Заседание бюро обкома должно было начаться в двенадцать. Времени еще оставалось достаточно, и Павел торопливо зашагал на Береговую. Он шел с возрастающей тревогой при мысли, что может не найти отца в живых, а на месте домика обнаружить такие же развалины, какие он видел на главной улице.

Утро разгуливалось. Сырой мартовский туман рассеивался. Румяным свет восхода проступал сквозь него, разгораясь все ярче над задонскими лугами. Весь город, израненный, огромный и серый, словно одетый в рубище, но уже ожившим, окрасился в розово-золотистые тона: он будто улыбался навстречу всходившему солнцу. На улицах появились люди. Правда, их было не так много, как прежде, но они шли бодро, наполняя утреннюю тишину уверенным звуком своих шагов.

Вот и крутой пустынный спуск к Дону, вот и Береговая. Павел зашагал быстрее. Взгляд тянулся туда, где должен показаться знакомый покосившийся балкончик.

Ага, вот и он — старый тополь, стоявший как бессменный часовой у окон волгинского дома! И домик цел, и балкон с наваленной на нем всякой рухлядью и со свисающими побегами усохшей повители, когда-то росшей в длинных ящиках. И ворота, и калитка, и двор были все те же… Пожалуй, мало что изменилось…

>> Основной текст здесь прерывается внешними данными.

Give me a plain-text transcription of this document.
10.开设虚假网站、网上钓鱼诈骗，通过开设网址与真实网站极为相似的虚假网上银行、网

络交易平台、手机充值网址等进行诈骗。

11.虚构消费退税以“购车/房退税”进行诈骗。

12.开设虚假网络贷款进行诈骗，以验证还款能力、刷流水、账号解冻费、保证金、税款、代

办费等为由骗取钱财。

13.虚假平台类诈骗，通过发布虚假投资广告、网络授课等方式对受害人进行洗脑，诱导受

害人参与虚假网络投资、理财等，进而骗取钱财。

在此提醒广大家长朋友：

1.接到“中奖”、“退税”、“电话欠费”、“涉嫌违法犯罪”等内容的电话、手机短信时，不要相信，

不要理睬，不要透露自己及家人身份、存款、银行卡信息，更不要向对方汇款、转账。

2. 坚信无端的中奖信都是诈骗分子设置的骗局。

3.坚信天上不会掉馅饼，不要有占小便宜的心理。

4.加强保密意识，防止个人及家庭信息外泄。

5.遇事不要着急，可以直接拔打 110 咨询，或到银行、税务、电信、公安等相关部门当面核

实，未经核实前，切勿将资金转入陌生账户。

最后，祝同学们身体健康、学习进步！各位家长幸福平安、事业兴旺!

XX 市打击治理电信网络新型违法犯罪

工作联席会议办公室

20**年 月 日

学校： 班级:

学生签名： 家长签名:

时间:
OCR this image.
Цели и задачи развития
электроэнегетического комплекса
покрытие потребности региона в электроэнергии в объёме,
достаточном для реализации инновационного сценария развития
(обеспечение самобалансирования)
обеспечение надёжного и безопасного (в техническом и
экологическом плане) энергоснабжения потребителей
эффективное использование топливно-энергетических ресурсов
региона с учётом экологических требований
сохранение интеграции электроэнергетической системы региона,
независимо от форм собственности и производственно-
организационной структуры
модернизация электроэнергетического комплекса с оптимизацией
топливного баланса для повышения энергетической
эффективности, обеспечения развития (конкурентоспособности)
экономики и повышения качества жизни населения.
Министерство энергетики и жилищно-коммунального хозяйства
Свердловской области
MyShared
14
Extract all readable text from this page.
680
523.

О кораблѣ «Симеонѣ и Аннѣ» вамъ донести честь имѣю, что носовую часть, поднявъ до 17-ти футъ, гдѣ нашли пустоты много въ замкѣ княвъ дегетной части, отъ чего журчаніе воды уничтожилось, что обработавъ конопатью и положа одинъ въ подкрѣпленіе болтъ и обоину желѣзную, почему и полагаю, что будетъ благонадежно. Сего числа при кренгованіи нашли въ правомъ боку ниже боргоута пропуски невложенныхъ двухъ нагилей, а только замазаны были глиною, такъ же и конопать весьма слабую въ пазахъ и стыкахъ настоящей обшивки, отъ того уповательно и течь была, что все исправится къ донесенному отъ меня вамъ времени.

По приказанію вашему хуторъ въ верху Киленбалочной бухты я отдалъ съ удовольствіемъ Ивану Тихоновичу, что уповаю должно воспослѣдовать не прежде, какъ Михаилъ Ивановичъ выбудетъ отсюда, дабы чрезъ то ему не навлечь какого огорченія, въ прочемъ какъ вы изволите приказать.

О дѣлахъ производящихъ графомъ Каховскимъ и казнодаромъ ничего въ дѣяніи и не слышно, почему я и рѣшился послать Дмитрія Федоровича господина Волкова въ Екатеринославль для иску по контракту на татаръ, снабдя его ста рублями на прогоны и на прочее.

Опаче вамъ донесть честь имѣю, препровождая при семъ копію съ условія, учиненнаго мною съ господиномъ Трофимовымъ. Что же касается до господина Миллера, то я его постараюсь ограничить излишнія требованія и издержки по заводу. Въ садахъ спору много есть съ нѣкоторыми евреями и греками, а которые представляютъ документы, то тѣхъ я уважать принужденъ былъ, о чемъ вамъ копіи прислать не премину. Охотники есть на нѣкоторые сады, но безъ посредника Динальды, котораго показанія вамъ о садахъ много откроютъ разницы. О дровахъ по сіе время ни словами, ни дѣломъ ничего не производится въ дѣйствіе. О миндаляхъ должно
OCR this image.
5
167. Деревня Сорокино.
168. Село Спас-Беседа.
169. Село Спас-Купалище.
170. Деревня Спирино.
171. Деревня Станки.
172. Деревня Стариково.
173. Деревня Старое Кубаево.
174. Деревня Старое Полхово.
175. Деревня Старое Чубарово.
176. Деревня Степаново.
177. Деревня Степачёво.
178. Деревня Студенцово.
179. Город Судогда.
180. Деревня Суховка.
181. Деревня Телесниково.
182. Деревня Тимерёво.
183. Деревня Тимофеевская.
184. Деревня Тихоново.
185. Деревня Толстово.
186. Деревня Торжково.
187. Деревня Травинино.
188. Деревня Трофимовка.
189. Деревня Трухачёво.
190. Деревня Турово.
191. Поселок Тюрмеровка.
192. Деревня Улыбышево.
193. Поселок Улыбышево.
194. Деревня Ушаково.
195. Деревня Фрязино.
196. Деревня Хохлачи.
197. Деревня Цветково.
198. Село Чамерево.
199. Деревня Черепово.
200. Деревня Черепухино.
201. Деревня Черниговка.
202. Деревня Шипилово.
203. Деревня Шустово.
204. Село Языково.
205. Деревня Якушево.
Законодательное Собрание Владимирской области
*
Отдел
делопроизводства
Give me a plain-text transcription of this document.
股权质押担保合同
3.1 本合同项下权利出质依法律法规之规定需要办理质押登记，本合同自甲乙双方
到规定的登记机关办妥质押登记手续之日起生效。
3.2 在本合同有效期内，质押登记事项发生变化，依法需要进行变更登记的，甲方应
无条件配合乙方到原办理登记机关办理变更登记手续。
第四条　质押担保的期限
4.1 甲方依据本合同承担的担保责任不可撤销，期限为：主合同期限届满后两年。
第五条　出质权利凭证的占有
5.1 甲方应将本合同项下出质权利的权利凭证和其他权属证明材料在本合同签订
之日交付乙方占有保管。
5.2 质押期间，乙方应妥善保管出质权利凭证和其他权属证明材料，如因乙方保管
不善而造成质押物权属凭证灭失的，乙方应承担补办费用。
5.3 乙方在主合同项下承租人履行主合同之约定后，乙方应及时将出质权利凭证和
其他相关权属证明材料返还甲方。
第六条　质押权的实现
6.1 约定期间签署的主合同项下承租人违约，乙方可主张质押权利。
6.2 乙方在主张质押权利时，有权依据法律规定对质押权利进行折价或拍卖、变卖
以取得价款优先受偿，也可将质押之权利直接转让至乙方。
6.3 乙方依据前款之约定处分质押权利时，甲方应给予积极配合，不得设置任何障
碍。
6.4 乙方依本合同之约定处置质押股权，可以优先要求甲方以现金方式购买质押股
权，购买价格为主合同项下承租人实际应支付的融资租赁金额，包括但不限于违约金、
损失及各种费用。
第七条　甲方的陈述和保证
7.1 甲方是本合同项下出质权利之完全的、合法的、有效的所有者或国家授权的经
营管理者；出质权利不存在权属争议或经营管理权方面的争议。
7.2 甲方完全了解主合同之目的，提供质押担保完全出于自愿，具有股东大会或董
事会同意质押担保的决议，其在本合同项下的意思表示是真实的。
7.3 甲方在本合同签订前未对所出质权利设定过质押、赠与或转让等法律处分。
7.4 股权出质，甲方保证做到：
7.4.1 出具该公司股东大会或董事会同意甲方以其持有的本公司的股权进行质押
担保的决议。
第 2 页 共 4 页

Тяжело дыша от волнения, Павел поднялся по скрипучим ступенькам лестницы, постучал в дверь. От его внимания не ускользнула ни одна деталь: сорванная пуговка электрического звонка, новая железная дверная ручка, заделанное фанерой окно в лестничной прихожей.

За дверью послышались шаркающие шаги, щелкнул засов, и Павел услышал знакомый стариковский голос.

Павел чуть не вскрикнул… Отец! Он жив, он дома! Дома! Дома! И дом этот существует, как прежде! Он существовал бы при всех обстоятельствах только потому, что жив отец. Так показалось Павлу в ту минуту.

Вот отец стоит перед ним, костистый, сутулый, с побелевшими, как снег, усами, выбритыми сморщенными щеками и угрюмоватым, но добрым взглядом глубоко сидящих под нависшими, косматыми бровями глаз. На нем не то ватная, не то шерстяная кацавейка, заменяющая свитер, на ногах старые обшитые кожей валенки.

Отец недоверчиво мигает глазами и, словно подтрунивая, говорит:

— Ну, товарищ совхозный директор, давненько вы нас не навещали. Пожалуйте.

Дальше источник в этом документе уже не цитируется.